Weather and Climate
Lake Superior greatly moderates temperature extremes, preventing deep cold during most of the winter, slowing spring warming, and keeping summers somewhat cooler overall. Winter months average high temperatures of about 25°F (-4°C) and summer months average about 70°F (22°C).
The average date of the last freezing temperature in spring is June 8, and the average first fall freeze is September 23; however, freezing can occur during any month. The freeze-free period, or growing season, averages 107 days annually.
This area is the second-most cloudy region of the United States, characterized by an annual mean cloud cover of 70 percent. Much of the cloudiness occurs in autumn and winter, when cool air picks up moisture from the open waters of Lake Superior (which is often warmer than the air at that time of year), rises near the shore, and forms clouds.
The prevailing wind is from the west, with average velocities ranging from 7 to 9 miles per hour, although winds coming off Lake Superior are usually higher. In summer, shore temperatures can vary dramatically throughout the day when northwest winds (off the cool lake) switch back and forth with southwest winds (off the warm land).
The big lake's presence also increases precipitation at the lakeshore. Annual precipitation averages 31 inches; annual average snowfall ranges from 140 to 160 inches with some years over 200 inches. Snow generally covers the ground from late November through late April. Fog can happen in any season.

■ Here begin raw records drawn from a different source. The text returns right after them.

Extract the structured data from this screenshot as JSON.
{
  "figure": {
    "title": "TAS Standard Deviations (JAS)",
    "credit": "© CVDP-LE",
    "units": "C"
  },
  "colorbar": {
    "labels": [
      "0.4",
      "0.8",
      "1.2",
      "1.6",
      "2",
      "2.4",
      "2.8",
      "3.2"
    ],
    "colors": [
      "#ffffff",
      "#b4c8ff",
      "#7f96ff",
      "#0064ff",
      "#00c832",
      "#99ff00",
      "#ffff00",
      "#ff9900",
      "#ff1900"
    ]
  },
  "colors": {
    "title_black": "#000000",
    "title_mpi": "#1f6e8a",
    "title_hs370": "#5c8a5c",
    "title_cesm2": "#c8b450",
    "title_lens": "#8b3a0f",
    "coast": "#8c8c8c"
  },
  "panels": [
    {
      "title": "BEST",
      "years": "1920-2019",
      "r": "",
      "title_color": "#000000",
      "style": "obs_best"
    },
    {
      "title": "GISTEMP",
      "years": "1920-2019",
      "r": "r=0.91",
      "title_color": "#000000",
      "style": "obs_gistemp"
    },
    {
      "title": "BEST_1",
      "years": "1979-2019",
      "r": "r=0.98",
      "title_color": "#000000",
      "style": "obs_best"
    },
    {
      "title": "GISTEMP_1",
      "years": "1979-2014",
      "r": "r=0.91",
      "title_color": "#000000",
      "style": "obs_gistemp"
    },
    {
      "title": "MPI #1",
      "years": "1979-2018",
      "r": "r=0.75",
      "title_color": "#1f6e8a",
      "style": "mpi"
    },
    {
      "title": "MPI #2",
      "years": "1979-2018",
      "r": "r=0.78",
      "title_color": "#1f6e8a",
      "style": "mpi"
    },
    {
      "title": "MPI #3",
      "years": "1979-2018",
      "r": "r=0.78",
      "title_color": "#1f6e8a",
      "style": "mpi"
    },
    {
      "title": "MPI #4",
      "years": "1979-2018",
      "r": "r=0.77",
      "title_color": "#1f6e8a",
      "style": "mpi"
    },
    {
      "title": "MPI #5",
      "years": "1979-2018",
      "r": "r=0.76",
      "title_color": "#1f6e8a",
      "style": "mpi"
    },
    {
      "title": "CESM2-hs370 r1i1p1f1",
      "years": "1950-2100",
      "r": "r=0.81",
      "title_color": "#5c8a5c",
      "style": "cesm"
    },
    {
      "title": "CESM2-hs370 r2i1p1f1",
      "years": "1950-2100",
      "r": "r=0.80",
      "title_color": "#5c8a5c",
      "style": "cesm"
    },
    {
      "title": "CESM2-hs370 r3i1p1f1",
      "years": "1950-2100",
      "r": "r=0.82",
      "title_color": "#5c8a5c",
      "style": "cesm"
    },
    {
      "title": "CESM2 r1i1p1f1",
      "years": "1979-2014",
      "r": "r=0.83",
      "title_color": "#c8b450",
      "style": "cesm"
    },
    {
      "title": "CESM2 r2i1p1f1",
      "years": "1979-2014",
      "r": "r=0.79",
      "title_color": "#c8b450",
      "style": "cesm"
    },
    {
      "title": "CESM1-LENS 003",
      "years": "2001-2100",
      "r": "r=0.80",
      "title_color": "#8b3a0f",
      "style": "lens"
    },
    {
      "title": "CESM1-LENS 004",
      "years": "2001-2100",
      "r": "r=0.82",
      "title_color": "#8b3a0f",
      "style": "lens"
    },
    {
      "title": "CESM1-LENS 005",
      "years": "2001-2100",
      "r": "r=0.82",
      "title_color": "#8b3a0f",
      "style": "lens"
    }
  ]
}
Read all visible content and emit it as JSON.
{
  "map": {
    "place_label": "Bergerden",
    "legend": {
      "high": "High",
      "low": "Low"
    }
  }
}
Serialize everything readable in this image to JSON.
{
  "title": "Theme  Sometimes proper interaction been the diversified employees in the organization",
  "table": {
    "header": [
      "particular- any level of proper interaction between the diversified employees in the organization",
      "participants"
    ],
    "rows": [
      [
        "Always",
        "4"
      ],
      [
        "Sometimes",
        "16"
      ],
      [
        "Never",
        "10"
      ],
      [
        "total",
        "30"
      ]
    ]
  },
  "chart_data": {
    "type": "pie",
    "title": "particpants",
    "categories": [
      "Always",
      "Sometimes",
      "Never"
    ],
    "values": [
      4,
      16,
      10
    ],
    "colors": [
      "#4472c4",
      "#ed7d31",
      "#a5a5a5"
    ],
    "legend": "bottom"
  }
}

While individual years vary, climate forecasts for this area predict slowly rising average temperatures of both air and water in summer and winter, as well as higher precipitation levels overall. Increasing temperatures in summer may result in more days of heat, humidity and chance of thunderstorms. Powerful storms can occur anytime, particularly when squall lines and fronts pass through. Visitors should be prepared for constantly changing weather conditions. Weather forecasts are displayed at park visitor centers.